Frank Nothaft, chief economist at CoreLogic, said about New York and New Jersey in the firm’s foreclosure report for October: “Both states experienced the highest serious delinquency rates in the nation, reflecting lagging home values in most neighborhoods and an unemployment rate above the national average.”
Nothaft flagged the two states again in CoreLogic’s report for November, saying serious delinquencies remained the country’s highest, at 5.6 percent for New Jersey and five percent for New York.
Overall, though, the national foreclosure story remains quite good. November inventory numbers were down 2.4 percent from November 2015, marking a run of more than five straight years of months that were down year to year.
That being said, the Mortgage Bankers Association’s latest quarterly report found an uptick in delinquencies for the fourth quarter, though the foreclosure numbers continued to show improvement.
The delinquency rate for one-to-four-unit residential properties increased to a seasonally adjusted rate of 4.8 percent of all loans outstanding at the end of the fourth quarter of 2016, MBA said. “The delinquency rate was up 28 basis points from the previous quarter, and was three basis points higher than one year ago.” Rates on new foreclosure starts, however, were at ten year lows,” the group said.
According to Marina Walsh, MBA’s vice president of industry analysis, “The overall delinquency rate in the fourth quarter increased across all loan types – FHA, VA and conventional – as compared to the third quarter. However, it should be noted that last quarter’s overall delinquency rate was at its lowest level since 2006. It is not unexpected that delinquencies could eventually increase off such a low base.”
CoreLogic’s report says completed foreclosures nationally dropped to 26,000 in November from 35,000 the year before. That’s down 25 percent year to year and 2.4 percent from October.
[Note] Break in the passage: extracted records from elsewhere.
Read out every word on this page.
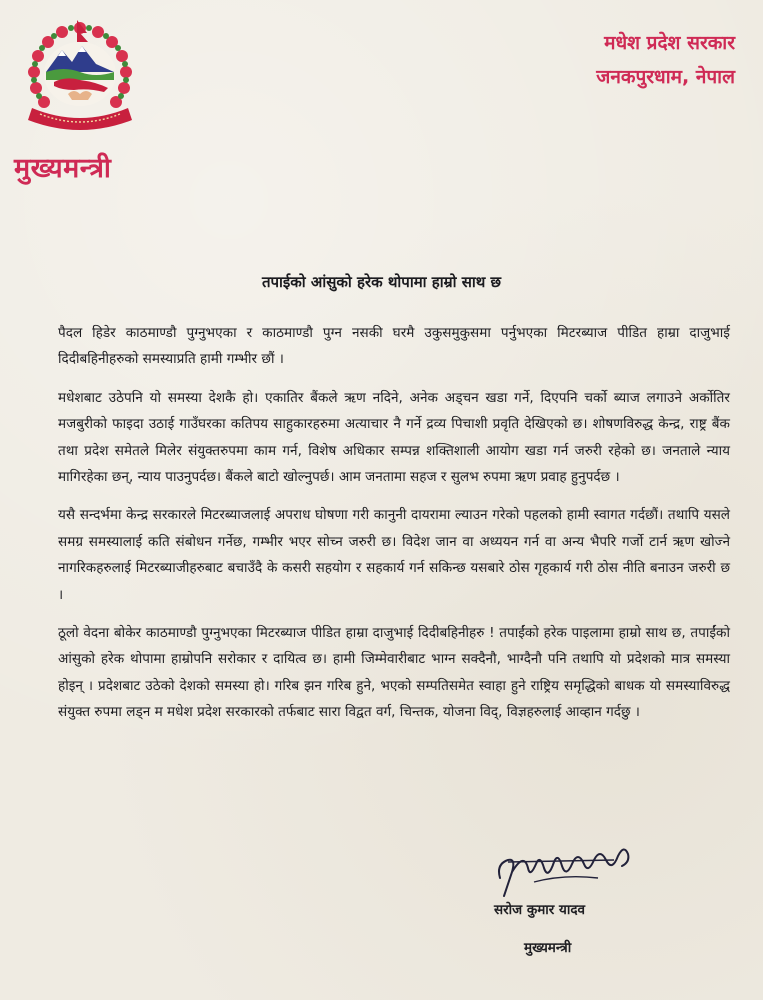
मुख्यमन्त्री
मधेश प्रदेश सरकार
जनकपुरधाम, नेपाल
तपाईको आंसुको हरेक थोपामा हाम्रो साथ छ

पैदल हिडेर काठमाण्डौ पुग्नुभएका र काठमाण्डौ पुग्न नसकी घरमै उकुसमुकुसमा पर्नुभएका मिटरब्याज पीडित हाम्रा दाजुभाई दिदीबहिनीहरुको समस्याप्रति हामी गम्भीर छौं ।

मधेशबाट उठेपनि यो समस्या देशकै हो। एकातिर बैंकले ऋण नदिने, अनेक अड्चन खडा गर्ने, दिएपनि चर्को ब्याज लगाउने अर्कोतिर मजबुरीको फाइदा उठाई गाउँघरका कतिपय साहुकारहरुमा अत्याचार नै गर्ने द्रव्य पिचाशी प्रवृति देखिएको छ। शोषणविरुद्ध केन्द्र, राष्ट्र बैंक तथा प्रदेश समेतले मिलेर संयुक्तरुपमा काम गर्न, विशेष अधिकार सम्पन्न शक्तिशाली आयोग खडा गर्न जरुरी रहेको छ। जनताले न्याय मागिरहेका छन्, न्याय पाउनुपर्दछ। बैंकले बाटो खोल्नुपर्छ। आम जनतामा सहज र सुलभ रुपमा ऋण प्रवाह हुनुपर्दछ ।

यसै सन्दर्भमा केन्द्र सरकारले मिटरब्याजलाई अपराध घोषणा गरी कानुनी दायरामा ल्याउन गरेको पहलको हामी स्वागत गर्दछौं। तथापि यसले समग्र समस्यालाई कति संबोधन गर्नेछ, गम्भीर भएर सोच्न जरुरी छ। विदेश जान वा अध्ययन गर्न वा अन्य भैपरि गर्जो टार्न ऋण खोज्ने नागरिकहरुलाई मिटरब्याजीहरुबाट बचाउँदै के कसरी सहयोग र सहकार्य गर्न सकिन्छ यसबारे ठोस गृहकार्य गरी ठोस नीति बनाउन जरुरी छ ।

ठूलो वेदना बोकेर काठमाण्डौ पुग्नुभएका मिटरब्याज पीडित हाम्रा दाजुभाई दिदीबहिनीहरु ! तपाईंको हरेक पाइलामा हाम्रो साथ छ, तपाईंको आंसुको हरेक थोपामा हाम्रोपनि सरोकार र दायित्व छ। हामी जिम्मेवारीबाट भाग्न सक्दैनौ, भाग्दैनौ पनि तथापि यो प्रदेशको मात्र समस्या होइन् । प्रदेशबाट उठेको देशको समस्या हो। गरिब झन गरिब हुने, भएको सम्पतिसमेत स्वाहा हुने राष्ट्रिय समृद्धिको बाधक यो समस्याविरुद्ध संयुक्त रुपमा लड्न म मधेश प्रदेश सरकारको तर्फबाट सारा विद्वत वर्ग, चिन्तक, योजना विद्, विज्ञहरुलाई आव्हान गर्दछु ।

सरोज कुमार यादव
मुख्यमन्त्री
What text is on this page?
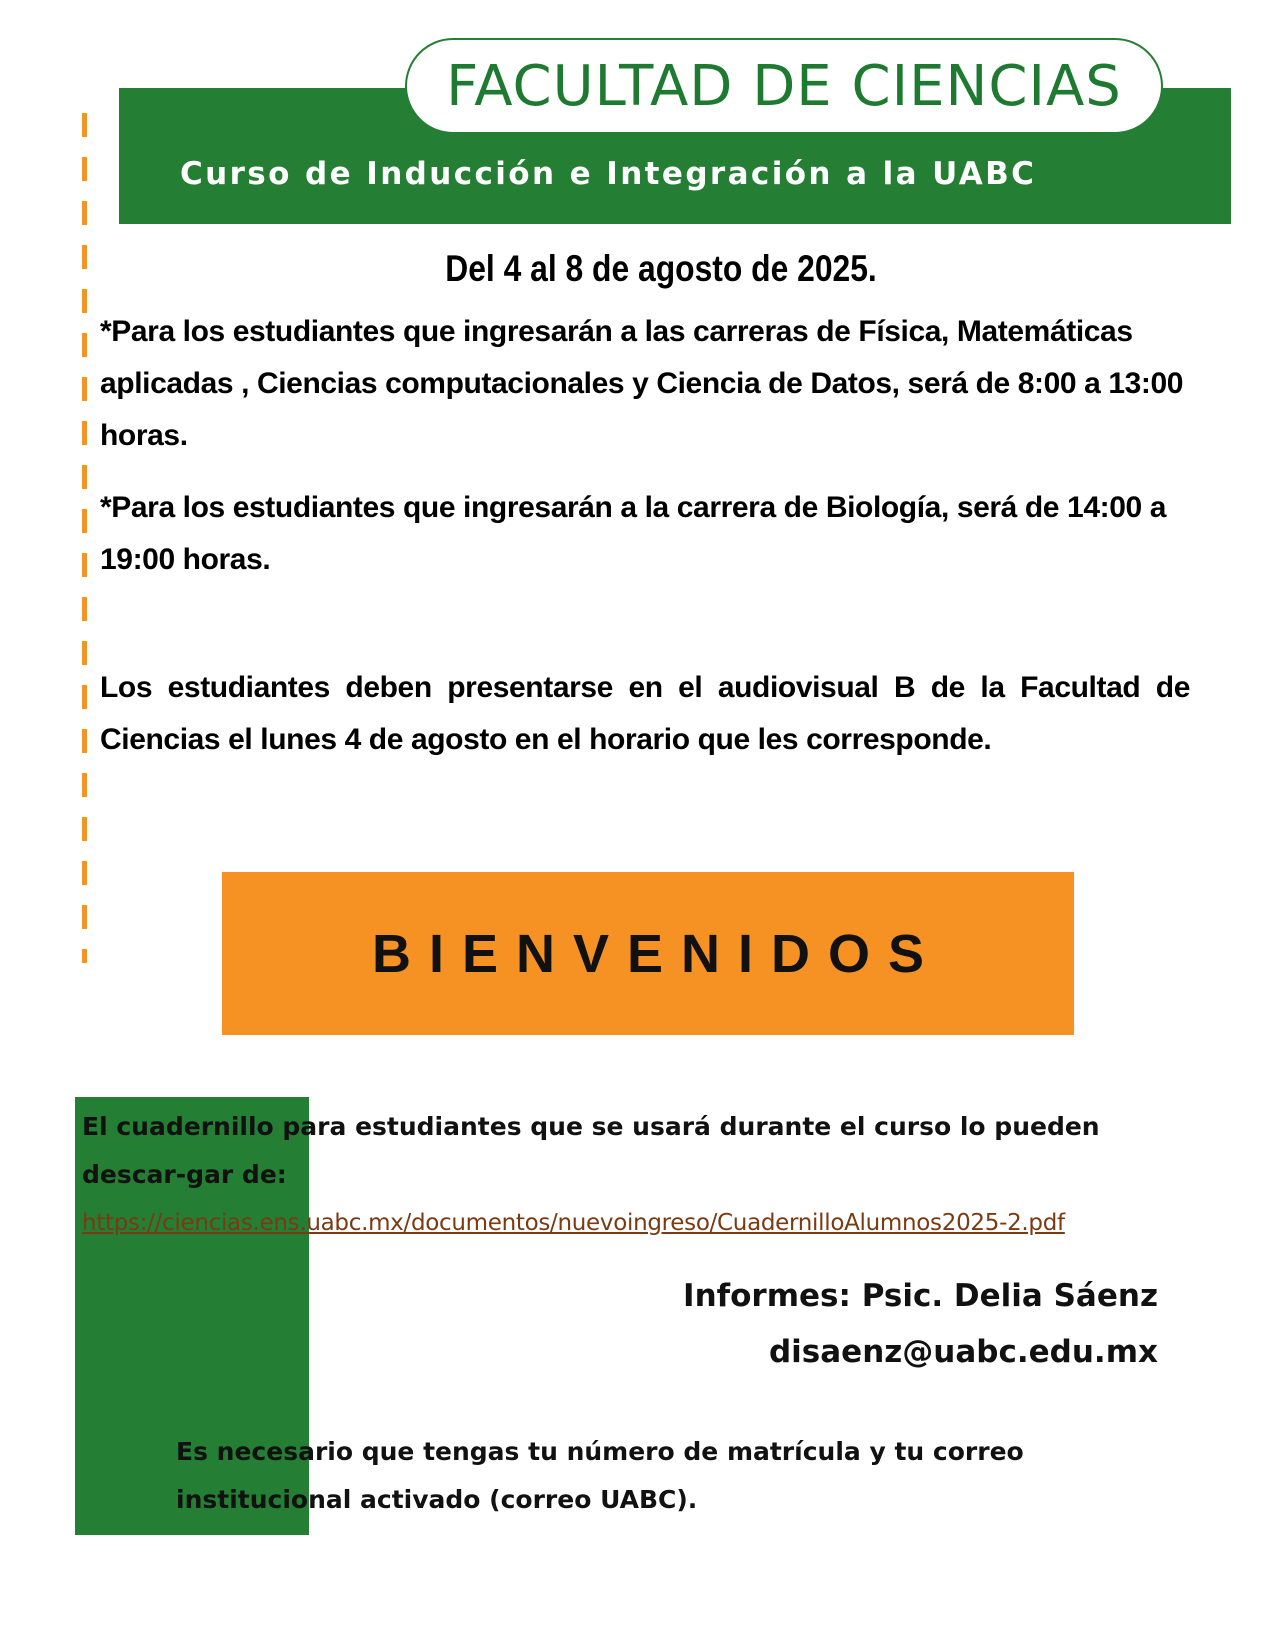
FACULTAD DE CIENCIAS
Curso de Inducción e Integración a la UABC
Del 4 al 8 de agosto de 2025.
*Para los estudiantes que ingresarán a las carreras de Física, Matemáticas aplicadas , Ciencias computacionales y Ciencia de Datos, será de 8:00 a 13:00 horas.
*Para los estudiantes que ingresarán a la carrera de Biología, será de 14:00 a 19:00 horas.
Los estudiantes deben presentarse en el audiovisual B de la Facultad de Ciencias el lunes 4 de agosto en el horario que les corresponde.
BIENVENIDOS
El cuadernillo para estudiantes que se usará durante el curso lo pueden descar-gar de:
https://ciencias.ens.uabc.mx/documentos/nuevoingreso/CuadernilloAlumnos2025-2.pdf
Informes: Psic. Delia Sáenz
disaenz@uabc.edu.mx
Es necesario que tengas tu número de matrícula y tu correo institucional activado (correo UABC).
The seriously delinquent number, meanwhile, is at 2.5 percent, the lowest since August 2007 as the mortgage industry started to enter the crisis. About 325,000 homes were in some stage of foreclosure, down from 465,000 the year before. That’s less than one percent of all homes. And in another milestone, the number of homes in serious delinquency, at 1,004,000 in November, is poised to fall below the one million mark.
New York and New Jersey were again the poster states for most units in foreclosure inventory, with both above 2.5 percent. The states where investors can feel easiest about inventory? They include former bad boys Arizona and California, at just 30 basis points.
There’s another state investors are starting to feel good about, too. Florida continues to work out of the default mess, as it tops the nation in completed foreclosures, with 48,000 done in the last 12 months. That’s a wide lead over second-place Michigan, at 31,000.
The news is good on the commercial and multifamily sides of the mortgage business, as well. Investors in securities backed by those types of collateral, except for CMBS, will be comforted by delinquency rates below one percent at banks and thrifts, Fannie Mae, Freddie Mac, and life insurers for the third quarter of last year. CMBS overdue 30 or more days popped up to 4.23 percent for 30 days and over delinquencies. That’s an increase of 19 basis points from the quarter before.
Jamie Woodwell, MBA’s vice president of commercial real estate research, said “Loans held in commercial mortgage-backed securities were the one major group to see a slight increase in the rate – largely driven by the fact that many of the stronger loans that are set to mature in 2016 and 2017 are paying off, reducing the denominator and leaving behind weaker loans. This trend is likely to continue for the next few quarters.”
The difference between delinquencies for CMBS and the other sectors was fairly sharp. Banks and thrifts were at 62 basis points (90 days or more), life insurers had a pristine 8 bp in delinquency (60 days or more), Fannie Mae, seven basis points, and the champ, Freddie Mac at just one basis point.
Commercial/multifamily mortgage investors, take notice! You can feel pretty confident on those Freddie Mac loans.